A compaixão está acima da emotividade desequilibrada e
vazia. Ela age, enquanto a outra lamenta; ela realiza o
socorro, enquanto a outra sente pena. É a virtude que
mais nos aproxima dos anjos. É a irmã da caridade. E bem
sentida é amor. É o sentimento mais apropriado para
dominar o egoísmo, pois nos comove aos sofrimentos dos
nossos irmãos, impulsionando-nos a estender-lhes a mão.
Grande, porém, é a compensação quando damos coragem e
esperança a um irmão infeliz, porque estamos todos
mergulhados em regime de interdependência de uns para
com os outros. E considerando que tudo está ligado a
tudo e todos os seres estão conectados entre si, então o
sofrimento do próximo é o nosso sofrimento, e a
felicidade do próximo é a nossa própria felicidade.
Quantas são as vezes que nos preocupamos mais com o
reconhecimento e com a gratidão do que com nosso ato? E
quantas são as vezes em que julgamos a quem estendemos a
mão?
Jesus nos convida ao trabalho porque essa é a nossa
herança na jornada evolutiva. Se queremos um mundo
melhor para nossa próxima existência, e se queremos um
mundo melhor para nossos filhos e netos, o que estamos
fazendo para isso?
Somente a compaixão garantirá a felicidade à Terra,
fazendo finalmente reinar a concórdia, a paz e o amor.
Assim nos ensina o capítulo VIII de O Evangelho
segundo o Espiritismo.
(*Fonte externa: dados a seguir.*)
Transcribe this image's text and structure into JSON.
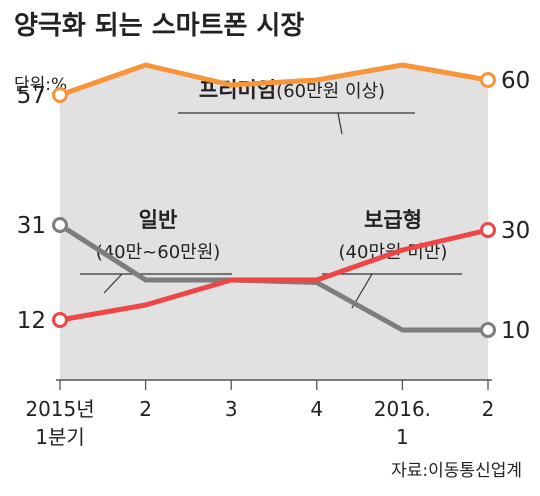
{
  "chart_data": {
    "type": "line",
    "title": "양극화 되는 스마트폰 시장",
    "unit_label": "단위:%",
    "source": "자료:이동통신업계",
    "x": [
      {
        "line1": "2015년",
        "line2": "1분기"
      },
      {
        "line1": "2",
        "line2": ""
      },
      {
        "line1": "3",
        "line2": ""
      },
      {
        "line1": "4",
        "line2": ""
      },
      {
        "line1": "2016.",
        "line2": "1"
      },
      {
        "line1": "2",
        "line2": ""
      }
    ],
    "ylim": [
      0,
      70
    ],
    "grid": false,
    "series": [
      {
        "name": "프리미엄",
        "sub": "(60만원 이상)",
        "color": "#f7953b",
        "values": [
          57,
          63,
          59,
          60,
          63,
          60
        ]
      },
      {
        "name": "일반",
        "sub": "(40만~60만원)",
        "color": "#7d7d7d",
        "values": [
          31,
          20,
          20,
          19.5,
          10,
          10
        ]
      },
      {
        "name": "보급형",
        "sub": "(40만원 미만)",
        "color": "#ee4545",
        "values": [
          12,
          15,
          20,
          20,
          26,
          30
        ]
      }
    ],
    "endpoint_labels": {
      "start": [
        "57",
        "31",
        "12"
      ],
      "end": [
        "60",
        "10",
        "30"
      ]
    }
  }
}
O fato é que podemos fazer
muito mais do que estamos fazendo, pois não se conhece
nenhuma conquista que chegue ao espírito sem estar
apoiada na prática.
Excelência da compaixão é viver impregnado pelo amor do
Cristo, sabendo que “amor é devotamento; devotamento
é olvido de si mesmo e esse olvido, essa abnegação em
favor dos necessitados é a virtude por excelência, a que
Jesus praticou por toda sua vida”, conforme assevera
Emmanuel no livro Encontro Marcado, lição 45.